Monday, Jan. 18, 1943

Qualified Hope

The hope of early victory stirred the Allied world last week. Discussed, if not wholly shared, in high Allied councils was the brightest hope of all: that Germany could be defeated in 1943, that Japan could be crushed in 1944.

These speculations were noteworthy because: 1) they existed; 2) they had spread from street corners and hamlets to the capitals of the U.S. and Great Britain. But they were only roseate possibilities in the minds of the war planners in Washington and London. Sterner prospects and realities underlay the actual calculations of victory:

> Short of a final German defeat in Russia, the safe assumption for the Allies is that the Wehrmacht will survive its winter losses, that nothing less than a continental invasion by the U.S. and Great Britain will bring Hitler down.

> On the southern side of the triangular front now closing about the Germans and Occupied Europe, the Axis must be driven from North Africa and the Allies must regain real control of the Mediterranean before even the first step toward Europe is completed.

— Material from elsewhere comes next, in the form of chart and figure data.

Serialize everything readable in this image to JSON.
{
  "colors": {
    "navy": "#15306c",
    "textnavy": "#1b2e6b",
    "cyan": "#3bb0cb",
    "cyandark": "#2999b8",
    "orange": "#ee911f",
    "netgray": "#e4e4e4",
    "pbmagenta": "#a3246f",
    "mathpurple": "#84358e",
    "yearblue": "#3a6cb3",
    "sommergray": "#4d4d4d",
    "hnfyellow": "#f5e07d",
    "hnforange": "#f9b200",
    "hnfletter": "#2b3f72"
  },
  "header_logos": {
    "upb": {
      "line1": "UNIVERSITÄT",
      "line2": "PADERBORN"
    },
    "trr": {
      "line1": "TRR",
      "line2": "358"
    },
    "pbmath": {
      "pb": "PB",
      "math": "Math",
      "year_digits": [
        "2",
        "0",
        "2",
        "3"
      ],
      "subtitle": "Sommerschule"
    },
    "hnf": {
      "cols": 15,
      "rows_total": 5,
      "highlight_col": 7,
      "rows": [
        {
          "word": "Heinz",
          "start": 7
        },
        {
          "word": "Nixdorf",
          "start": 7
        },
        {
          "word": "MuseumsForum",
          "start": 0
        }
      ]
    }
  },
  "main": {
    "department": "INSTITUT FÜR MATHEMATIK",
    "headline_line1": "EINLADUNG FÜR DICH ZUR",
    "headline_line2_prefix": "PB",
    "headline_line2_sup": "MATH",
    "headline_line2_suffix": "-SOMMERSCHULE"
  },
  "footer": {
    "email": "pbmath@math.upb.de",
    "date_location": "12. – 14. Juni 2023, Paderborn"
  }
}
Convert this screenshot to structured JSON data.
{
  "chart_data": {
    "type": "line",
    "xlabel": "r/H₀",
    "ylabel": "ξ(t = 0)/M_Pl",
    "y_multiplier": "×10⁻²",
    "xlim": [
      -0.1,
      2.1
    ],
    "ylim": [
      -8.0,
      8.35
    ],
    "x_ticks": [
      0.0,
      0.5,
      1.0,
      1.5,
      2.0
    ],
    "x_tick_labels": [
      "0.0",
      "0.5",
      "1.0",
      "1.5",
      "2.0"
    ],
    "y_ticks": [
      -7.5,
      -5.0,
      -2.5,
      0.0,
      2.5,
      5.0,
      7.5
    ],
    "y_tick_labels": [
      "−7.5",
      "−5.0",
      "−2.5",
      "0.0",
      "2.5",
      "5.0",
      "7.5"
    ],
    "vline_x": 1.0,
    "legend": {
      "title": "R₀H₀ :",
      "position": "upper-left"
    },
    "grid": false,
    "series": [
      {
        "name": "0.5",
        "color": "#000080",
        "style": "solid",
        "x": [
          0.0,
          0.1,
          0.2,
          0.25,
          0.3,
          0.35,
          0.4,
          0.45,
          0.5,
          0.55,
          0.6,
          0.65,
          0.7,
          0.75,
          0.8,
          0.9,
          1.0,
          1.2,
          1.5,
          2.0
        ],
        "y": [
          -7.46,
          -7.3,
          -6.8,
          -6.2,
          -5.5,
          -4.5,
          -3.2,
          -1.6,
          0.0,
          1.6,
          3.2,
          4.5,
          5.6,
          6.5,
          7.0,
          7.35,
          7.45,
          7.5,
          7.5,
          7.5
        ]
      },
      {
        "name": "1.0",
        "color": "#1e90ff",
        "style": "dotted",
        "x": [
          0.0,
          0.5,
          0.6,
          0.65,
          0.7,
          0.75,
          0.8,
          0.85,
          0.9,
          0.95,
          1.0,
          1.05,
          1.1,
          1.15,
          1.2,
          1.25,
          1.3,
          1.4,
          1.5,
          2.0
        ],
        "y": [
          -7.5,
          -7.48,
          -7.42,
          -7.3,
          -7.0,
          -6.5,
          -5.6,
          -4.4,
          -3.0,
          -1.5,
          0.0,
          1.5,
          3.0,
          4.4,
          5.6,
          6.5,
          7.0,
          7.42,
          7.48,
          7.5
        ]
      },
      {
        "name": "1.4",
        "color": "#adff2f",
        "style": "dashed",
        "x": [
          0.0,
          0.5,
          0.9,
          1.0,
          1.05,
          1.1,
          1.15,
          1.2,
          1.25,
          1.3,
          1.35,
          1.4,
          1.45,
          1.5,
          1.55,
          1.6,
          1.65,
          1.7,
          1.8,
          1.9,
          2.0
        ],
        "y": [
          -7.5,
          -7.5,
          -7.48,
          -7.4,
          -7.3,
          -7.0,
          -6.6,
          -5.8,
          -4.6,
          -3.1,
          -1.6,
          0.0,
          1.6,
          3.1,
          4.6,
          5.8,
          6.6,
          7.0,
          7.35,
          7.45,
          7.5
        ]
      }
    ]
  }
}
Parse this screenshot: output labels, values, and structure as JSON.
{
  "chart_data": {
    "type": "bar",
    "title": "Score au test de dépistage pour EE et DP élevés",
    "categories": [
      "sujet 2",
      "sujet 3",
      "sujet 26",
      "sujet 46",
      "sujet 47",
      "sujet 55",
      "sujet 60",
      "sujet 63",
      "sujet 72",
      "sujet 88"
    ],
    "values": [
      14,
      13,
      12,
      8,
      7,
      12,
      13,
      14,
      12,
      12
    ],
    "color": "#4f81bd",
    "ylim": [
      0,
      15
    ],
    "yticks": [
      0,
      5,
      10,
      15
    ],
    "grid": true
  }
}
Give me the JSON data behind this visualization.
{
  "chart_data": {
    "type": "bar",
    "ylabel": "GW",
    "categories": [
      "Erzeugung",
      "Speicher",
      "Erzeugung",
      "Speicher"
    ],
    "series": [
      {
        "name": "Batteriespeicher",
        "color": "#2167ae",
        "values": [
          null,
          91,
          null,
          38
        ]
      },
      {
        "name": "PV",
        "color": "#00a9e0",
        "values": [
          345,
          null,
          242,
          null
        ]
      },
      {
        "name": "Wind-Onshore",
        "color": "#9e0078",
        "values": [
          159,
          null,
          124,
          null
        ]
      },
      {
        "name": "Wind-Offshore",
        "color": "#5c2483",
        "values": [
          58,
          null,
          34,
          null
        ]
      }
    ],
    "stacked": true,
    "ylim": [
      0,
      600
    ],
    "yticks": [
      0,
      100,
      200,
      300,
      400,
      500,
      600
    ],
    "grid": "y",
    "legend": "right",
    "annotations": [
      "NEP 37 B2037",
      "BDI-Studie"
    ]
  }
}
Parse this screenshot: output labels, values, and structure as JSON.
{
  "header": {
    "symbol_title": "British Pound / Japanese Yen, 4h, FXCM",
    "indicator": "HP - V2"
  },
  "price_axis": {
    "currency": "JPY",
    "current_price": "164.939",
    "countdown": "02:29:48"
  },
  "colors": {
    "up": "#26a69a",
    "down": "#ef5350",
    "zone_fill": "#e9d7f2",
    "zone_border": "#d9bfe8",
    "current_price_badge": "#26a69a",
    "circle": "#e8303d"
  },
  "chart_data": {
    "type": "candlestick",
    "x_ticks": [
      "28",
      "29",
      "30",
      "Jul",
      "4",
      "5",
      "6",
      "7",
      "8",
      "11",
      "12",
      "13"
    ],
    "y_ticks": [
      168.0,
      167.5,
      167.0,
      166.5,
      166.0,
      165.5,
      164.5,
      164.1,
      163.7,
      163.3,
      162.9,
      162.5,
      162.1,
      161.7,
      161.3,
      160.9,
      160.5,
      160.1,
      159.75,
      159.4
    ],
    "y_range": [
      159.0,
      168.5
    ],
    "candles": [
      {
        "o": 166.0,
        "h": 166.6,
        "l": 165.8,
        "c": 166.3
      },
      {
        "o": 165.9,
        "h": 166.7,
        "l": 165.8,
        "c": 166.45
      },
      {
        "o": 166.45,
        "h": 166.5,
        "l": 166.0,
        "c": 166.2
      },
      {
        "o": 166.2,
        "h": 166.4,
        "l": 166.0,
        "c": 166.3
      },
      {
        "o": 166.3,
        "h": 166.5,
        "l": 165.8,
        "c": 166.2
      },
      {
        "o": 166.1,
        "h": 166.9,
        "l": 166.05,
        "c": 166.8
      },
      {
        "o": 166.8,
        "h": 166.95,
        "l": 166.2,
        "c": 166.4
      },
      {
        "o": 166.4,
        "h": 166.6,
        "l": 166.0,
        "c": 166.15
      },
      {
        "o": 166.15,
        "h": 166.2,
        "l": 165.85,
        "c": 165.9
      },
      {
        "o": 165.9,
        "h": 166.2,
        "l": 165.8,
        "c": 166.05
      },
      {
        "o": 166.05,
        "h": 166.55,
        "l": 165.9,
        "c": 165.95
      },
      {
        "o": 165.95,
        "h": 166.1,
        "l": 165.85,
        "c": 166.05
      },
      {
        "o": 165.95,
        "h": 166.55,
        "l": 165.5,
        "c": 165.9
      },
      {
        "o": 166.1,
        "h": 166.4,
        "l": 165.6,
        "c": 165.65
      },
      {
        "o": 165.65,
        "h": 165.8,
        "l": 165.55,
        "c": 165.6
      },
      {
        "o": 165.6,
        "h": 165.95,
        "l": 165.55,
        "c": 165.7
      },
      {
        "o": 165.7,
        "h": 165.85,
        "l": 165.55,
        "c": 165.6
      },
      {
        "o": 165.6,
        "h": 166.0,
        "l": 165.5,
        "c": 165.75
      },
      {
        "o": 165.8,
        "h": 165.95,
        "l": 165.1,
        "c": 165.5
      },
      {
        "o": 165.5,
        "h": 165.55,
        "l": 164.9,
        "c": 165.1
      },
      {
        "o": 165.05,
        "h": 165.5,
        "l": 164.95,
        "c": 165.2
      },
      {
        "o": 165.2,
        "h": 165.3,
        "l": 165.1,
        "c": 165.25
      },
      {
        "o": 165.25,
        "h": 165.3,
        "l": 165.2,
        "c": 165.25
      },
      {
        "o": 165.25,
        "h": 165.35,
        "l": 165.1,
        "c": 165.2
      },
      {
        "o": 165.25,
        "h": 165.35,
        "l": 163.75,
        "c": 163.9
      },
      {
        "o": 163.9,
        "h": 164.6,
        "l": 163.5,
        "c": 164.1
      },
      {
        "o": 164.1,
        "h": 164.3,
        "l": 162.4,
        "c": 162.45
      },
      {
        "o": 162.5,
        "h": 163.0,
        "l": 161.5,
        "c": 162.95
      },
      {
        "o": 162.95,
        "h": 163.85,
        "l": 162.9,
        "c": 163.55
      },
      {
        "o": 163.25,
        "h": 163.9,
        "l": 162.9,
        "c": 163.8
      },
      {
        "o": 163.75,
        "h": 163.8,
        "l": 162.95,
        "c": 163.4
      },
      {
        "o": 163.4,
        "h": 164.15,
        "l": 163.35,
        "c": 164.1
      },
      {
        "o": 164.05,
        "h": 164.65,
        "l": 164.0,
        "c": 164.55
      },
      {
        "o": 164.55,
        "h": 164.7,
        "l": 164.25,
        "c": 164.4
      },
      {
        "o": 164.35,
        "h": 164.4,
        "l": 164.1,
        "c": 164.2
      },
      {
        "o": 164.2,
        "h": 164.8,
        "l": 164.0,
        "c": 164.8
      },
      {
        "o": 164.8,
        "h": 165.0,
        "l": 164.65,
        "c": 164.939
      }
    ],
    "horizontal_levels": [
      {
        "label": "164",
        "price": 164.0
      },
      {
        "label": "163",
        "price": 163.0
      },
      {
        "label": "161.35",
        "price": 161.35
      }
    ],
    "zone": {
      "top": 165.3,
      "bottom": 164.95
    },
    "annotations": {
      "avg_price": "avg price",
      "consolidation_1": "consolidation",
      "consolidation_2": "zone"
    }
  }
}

At best, ejecting the Axis from Tunisia will probably take two months. The job may take longer--too long for victory in 1943--if the Germans continue to reinforce their North African armies and to do as well in the fighting as they did last week, or if they suddenly move against Gibraltar.

> More and bigger bombers will undoubtedly multiply the force of air assault from Britain. But, within its limitations to date, the air offensive on German Europe has not been decisive. Rightly or wrongly, the men directing Allied strategy assume that air attack never can be conclusive, that the telling blow from Britain, as well as from Africa, must be delivered by land & sea.

> All the signs of Japanese stress & strain add up to a choice of difficult routes to Tokyo: 1) by overwhelming naval forces, bypassing the Japs' outer chains of islands and striking straight at Japan itself; 2) by air from China's waiting bases--still waiting because they cannot now be supplied; 3) island-by-island up the long ladder from the Solomons and New Guinea.

"When This War Will End." The U.S. and Britain, hoping to defeat Hitler in 1943, must plan to defeat him in 1944, with air, land & sea forces prepared for at least two years of war in Europe. If the Axis goes down in 1943 through Italy's collapse, Russia's blows, air offensives or internal rupture, then the Allies will have a real chance to end the war completely within two years.

Even this qualified hope was more than any U.S. war leader was willing to express publicly last week.

Said President Roosevelt in his message to the 78th Congress: "I do not prophesy when this war will end". Said Secretary of War Henry L. Stimson: "On all fronts the outlook is favorable, but the situation does not justify extreme optimism. The German and Japanese forces have suffered relatively few major reverses. We would do very well not to overlook the offensive capabilities that still are theirs."